Was ist das Schöne an der Kas­sen­me­di­zin? Kama­leyan-Schmied: Dass man Pati­en­ten aus allen gesell­schaft­li­chen Schich­ten behan­delt. Es bekommt jeder die best­mög­li­che Ver­sor­gung. In der Kas­sen­me­di­zin ver­su­chen wir, sinn­volle Medi­zin für alle zu machen. Ein Wahl­arzt ist viel­leicht mehr damit kon­fron­tiert, dass der Pati­ent Medi­zi­ni­sches ein­for­dert, nach dem Motto: Ich zahle ja extra dafür. Als Kas­sen­arzt hat man die Kos­ten für das Sys­tem immer im Hin­ter­kopf, sonst könn­ten wir das soli­da­ri­sche Sys­tem ja nicht finan­zie­ren und Auf­recht halten.
Wut­scher: Man darf trotz aller Ecken und Kan­ten nicht ver­ges­sen, dass das Sozi­al­sys­tem viele gute Sei­ten hat.
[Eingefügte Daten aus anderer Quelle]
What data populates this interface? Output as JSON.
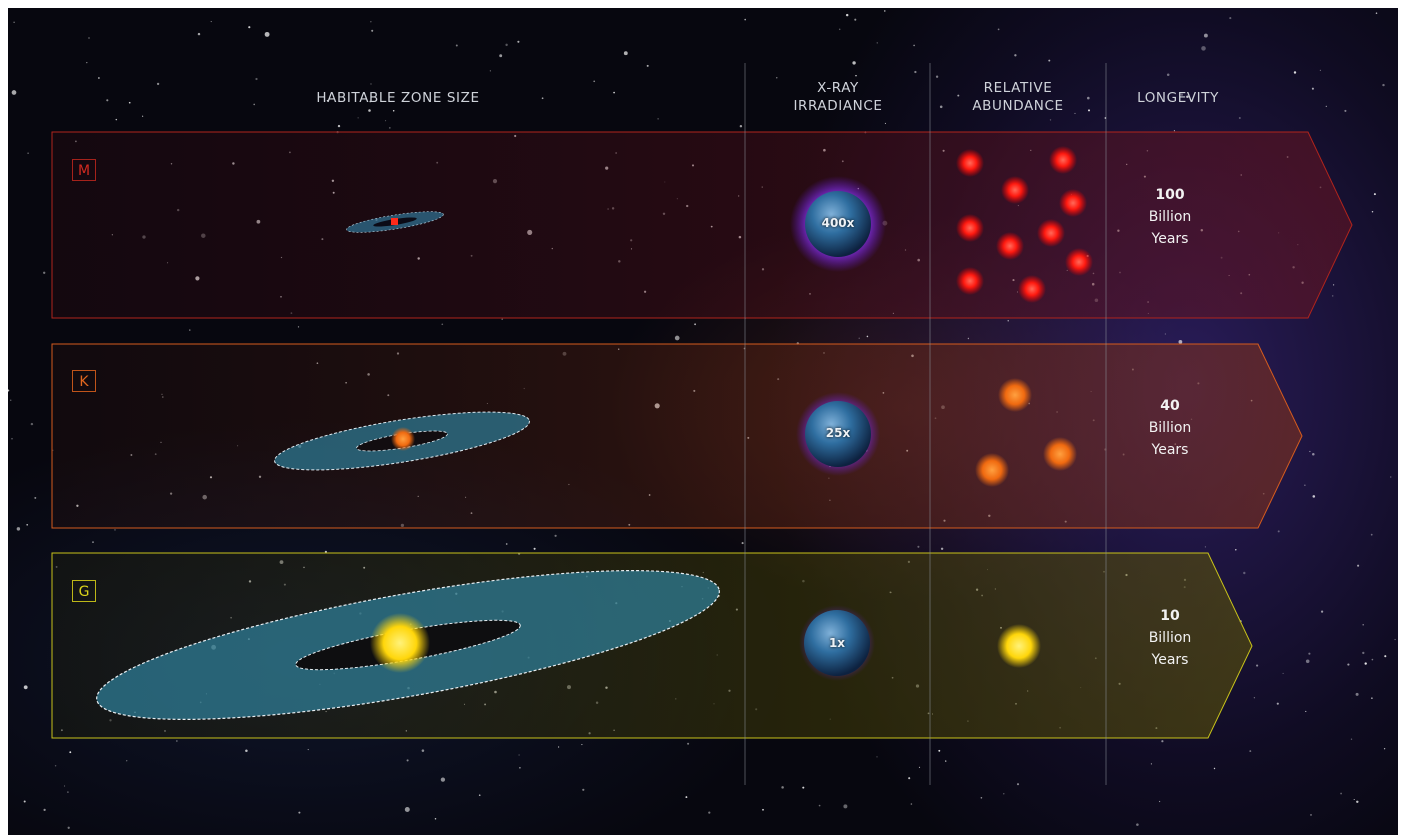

Als Kas­sen­arzt weißt du, dass jeder Pati­ent opti­mal ver­sorgt wird. In ande­ren Län­dern, auch schon im euro­päi­schen Umfeld, erhal­ten Pati­en­ten ab 60 Jah­ren keine neue Hüfte, oder die Che­mo­the­ra­pie ist zu teuer und kommt daher bei Älte­ren gar nicht zum Ein­satz. Es ist nicht selbst­ver­ständ­lich, dass jeder an sich alles haben kann. Das ist das Schöne an der Kassenmedizin.